France

Soldes d’été en France : un échec commercial aggravé par la canicule

Malgré une prolongation d’une semaine décidée par le gouvernement français pour compenser les effets de la canicule, les soldes d’été s’achèvent sur un bilan très décevant, marqué par une baisse des ventes dans un contexte économique morose.

Les traditionnels rabais estivaux, qui se sont achevés ce 28 juillet après cinq semaines au lieu de quatre, n’ont pas permis aux commerçants de rattraper un démarrage plombé par les fortes chaleurs.

Les soldes d’été 2026 ont confirmé le déclin structurel de ce rendez-vous commercial. Selon l’Institut français de la mode (IFM), les ventes ont reculé en moyenne de 1,3 % en valeur au cours des quatre premières semaines par rapport à 2025. Près de 60 % des entreprises ont constaté une baisse de la fréquentation.

La première semaine a été particulièrement difficile : les températures exceptionnelles, qui ont conduit au placement de 72 départements en vigilance rouge dès le 25 juin, ont vidé les centres-villes.

Le site d’information de la Chambre de commerce de Paris résume la situation en ces termes : « Les soldes ont fondu avec le thermomètre. Un commerçant sur deux se dit déçu. »

Les consommateurs ont fui les rues étouffantes et les boutiques mal climatisées, dans un contexte d’inflation alimentée notamment par le blocage du détroit d’Ormuz.

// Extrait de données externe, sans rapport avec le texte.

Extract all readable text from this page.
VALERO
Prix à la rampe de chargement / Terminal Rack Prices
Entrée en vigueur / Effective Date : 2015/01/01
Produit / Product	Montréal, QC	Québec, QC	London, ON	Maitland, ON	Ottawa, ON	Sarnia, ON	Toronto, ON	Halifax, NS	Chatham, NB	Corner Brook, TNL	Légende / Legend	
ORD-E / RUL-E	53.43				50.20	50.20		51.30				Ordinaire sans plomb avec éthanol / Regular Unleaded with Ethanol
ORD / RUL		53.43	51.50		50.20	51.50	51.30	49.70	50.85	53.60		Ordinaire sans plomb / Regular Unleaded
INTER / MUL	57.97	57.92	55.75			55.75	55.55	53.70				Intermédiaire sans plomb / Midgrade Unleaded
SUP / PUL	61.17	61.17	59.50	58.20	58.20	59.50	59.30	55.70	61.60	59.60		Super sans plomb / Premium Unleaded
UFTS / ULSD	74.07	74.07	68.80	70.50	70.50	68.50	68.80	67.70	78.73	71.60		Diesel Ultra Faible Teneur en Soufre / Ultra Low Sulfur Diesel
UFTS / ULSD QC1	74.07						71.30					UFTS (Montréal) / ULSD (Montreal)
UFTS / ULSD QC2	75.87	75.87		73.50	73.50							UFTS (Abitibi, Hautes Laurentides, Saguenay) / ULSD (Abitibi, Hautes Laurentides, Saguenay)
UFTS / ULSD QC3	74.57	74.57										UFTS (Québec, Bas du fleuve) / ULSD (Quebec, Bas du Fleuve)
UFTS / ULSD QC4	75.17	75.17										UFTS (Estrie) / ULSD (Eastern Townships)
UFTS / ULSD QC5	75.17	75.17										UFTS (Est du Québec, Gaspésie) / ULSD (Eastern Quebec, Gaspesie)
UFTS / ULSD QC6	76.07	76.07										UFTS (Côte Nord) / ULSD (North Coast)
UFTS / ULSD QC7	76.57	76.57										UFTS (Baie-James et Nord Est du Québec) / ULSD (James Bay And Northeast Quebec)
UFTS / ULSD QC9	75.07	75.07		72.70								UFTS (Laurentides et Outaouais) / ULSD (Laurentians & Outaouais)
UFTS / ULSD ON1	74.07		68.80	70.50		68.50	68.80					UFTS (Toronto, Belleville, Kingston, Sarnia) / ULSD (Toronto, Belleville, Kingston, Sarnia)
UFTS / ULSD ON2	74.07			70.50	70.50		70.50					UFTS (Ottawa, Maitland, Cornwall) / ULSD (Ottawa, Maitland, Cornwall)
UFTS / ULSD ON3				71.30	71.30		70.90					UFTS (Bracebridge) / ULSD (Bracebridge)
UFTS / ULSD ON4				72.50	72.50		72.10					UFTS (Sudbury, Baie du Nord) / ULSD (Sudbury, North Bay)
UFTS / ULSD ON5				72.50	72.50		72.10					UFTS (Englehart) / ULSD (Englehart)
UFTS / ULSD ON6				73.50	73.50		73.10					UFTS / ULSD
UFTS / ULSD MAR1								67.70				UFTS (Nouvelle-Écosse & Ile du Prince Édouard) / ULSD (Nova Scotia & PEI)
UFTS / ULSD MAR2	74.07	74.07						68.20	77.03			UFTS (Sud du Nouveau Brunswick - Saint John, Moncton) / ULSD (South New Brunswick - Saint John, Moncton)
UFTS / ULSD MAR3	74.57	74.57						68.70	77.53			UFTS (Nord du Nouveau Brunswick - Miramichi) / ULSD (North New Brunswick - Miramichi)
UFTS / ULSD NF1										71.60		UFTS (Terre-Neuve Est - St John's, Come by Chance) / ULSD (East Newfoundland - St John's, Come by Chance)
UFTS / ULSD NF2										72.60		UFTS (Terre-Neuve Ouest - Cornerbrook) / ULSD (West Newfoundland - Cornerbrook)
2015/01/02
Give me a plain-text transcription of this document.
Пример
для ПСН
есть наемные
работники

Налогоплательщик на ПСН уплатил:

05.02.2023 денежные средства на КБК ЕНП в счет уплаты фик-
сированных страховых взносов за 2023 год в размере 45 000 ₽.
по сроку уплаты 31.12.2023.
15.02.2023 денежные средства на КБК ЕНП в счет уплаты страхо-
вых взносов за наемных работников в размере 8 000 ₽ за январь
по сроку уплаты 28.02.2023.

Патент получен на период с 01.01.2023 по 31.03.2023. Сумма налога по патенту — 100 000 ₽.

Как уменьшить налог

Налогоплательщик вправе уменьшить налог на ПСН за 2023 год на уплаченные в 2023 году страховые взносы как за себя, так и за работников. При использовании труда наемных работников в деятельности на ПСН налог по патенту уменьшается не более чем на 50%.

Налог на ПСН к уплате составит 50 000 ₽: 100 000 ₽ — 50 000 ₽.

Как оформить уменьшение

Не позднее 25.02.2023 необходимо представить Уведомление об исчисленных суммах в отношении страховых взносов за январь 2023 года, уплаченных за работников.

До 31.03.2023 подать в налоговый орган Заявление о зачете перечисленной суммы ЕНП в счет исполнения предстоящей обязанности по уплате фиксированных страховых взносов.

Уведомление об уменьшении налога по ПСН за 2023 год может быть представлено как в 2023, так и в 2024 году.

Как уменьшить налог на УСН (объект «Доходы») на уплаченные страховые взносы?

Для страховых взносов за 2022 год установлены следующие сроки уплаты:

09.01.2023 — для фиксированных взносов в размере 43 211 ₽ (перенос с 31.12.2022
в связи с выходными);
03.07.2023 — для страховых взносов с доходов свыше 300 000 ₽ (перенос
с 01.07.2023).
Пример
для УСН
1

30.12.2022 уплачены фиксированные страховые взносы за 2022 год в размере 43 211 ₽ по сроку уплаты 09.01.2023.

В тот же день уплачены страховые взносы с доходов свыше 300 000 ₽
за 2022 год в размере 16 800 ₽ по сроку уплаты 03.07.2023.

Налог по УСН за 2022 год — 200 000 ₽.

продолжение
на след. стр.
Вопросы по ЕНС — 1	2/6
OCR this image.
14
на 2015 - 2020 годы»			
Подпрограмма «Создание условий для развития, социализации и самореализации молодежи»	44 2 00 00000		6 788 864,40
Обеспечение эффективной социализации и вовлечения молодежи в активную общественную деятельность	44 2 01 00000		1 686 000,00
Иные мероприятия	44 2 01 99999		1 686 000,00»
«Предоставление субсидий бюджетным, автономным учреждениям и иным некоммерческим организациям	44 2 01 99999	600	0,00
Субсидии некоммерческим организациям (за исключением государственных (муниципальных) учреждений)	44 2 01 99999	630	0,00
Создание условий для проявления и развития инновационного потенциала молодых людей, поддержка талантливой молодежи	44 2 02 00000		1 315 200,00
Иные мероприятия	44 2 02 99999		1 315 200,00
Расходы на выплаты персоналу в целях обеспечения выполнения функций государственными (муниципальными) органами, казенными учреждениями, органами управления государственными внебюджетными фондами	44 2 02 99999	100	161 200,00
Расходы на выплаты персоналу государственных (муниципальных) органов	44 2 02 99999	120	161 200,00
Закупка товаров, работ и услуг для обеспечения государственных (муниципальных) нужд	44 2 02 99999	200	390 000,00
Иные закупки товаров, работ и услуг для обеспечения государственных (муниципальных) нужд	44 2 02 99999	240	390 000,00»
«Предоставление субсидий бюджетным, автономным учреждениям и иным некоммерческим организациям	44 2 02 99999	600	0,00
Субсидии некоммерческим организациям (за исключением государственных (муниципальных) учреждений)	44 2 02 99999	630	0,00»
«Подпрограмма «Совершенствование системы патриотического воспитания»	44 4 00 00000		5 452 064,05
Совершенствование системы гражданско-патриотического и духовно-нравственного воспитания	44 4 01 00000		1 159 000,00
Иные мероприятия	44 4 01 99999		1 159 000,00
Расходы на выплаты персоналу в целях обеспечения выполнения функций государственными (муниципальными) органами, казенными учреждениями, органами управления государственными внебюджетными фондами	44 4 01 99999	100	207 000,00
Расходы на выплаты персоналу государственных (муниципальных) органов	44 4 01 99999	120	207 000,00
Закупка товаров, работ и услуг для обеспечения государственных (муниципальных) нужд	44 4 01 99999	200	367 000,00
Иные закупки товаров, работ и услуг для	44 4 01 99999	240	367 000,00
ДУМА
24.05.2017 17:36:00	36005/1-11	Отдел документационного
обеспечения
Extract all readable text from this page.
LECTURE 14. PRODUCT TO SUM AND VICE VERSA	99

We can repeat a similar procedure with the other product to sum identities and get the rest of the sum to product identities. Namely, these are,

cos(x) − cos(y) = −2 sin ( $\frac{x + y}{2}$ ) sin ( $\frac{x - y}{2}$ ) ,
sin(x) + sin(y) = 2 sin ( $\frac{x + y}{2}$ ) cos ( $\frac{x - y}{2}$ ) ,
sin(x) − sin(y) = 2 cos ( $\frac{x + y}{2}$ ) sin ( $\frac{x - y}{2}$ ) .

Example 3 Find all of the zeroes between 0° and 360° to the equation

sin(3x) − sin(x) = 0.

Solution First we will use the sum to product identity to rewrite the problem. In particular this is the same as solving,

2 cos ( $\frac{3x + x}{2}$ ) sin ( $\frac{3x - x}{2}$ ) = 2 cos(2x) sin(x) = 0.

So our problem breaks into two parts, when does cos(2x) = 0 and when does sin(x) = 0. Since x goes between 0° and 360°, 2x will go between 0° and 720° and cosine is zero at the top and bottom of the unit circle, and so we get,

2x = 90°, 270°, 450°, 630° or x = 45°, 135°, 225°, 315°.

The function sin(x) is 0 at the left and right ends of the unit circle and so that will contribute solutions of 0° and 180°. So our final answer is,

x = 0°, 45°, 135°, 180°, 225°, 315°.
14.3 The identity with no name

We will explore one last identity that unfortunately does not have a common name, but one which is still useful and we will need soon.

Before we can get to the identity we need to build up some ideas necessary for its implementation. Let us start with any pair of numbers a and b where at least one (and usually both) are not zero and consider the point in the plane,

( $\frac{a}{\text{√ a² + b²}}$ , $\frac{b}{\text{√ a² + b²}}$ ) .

Pierre Talamon, président de la Fédération nationale de l’habillement (FNH), qualifie ce début de « catastrophe », évoquant une baisse de 11 % pour les commerces indépendants. « Cela permettra d’arrondir les angles, mais cela n’a pas changé la donne », regrette-t-il à propos de la prolongation.

Les témoignages similaires se multiplient, de nombreux commerçants exprimant leur lassitude face à un modèle qui s’essouffle.

Dans le prêt-à-porter féminin, les ventes ont chuté de 20 % au démarrage, un recul « quasiment irrattrapable », selon Yann Rivoallan. L’Alliance du commerce relève une embellie au cours de la troisième semaine. Dans la capitale, toutefois, 61 % des commerçants estiment que la semaine supplémentaire n’a eu « aucun effet positif ».

Les indépendants ont été les plus touchés : seules 63 % de leurs boutiques parisiennes sont climatisées, contre 93 % de celles appartenant à des enseignes ou à des groupes.

La vague de chaleur de mai a également joué un rôle : de nombreux Français avaient anticipé leurs achats estivaux. Au-delà de la météo, les professionnels évoquent toutefois une érosion durable de l’intérêt pour les soldes. Gildas Minvielle, de l’Observatoire économique de l’IFM, explique cette désaffection par la multiplication des opérations promotionnelles, telles que le Black Friday et les French Days, ainsi que par la concurrence de l’ultra-fast fashion et du marché de la seconde main.

Pierre Talamon plaide pour une « modernisation du calendrier » et propose de retenir quatre semaines mieux adaptées entre le début de juillet et la fin d’août. Yann Rivoallan appelle, pour sa part, à une réflexion globale sur la régulation des promotions et la prise en compte du dérèglement climatique. Le ministre du Commerce, Serge Papin, a reconnu des soldes « en demi-teinte » et promis un bilan en vue de faire évoluer le dispositif.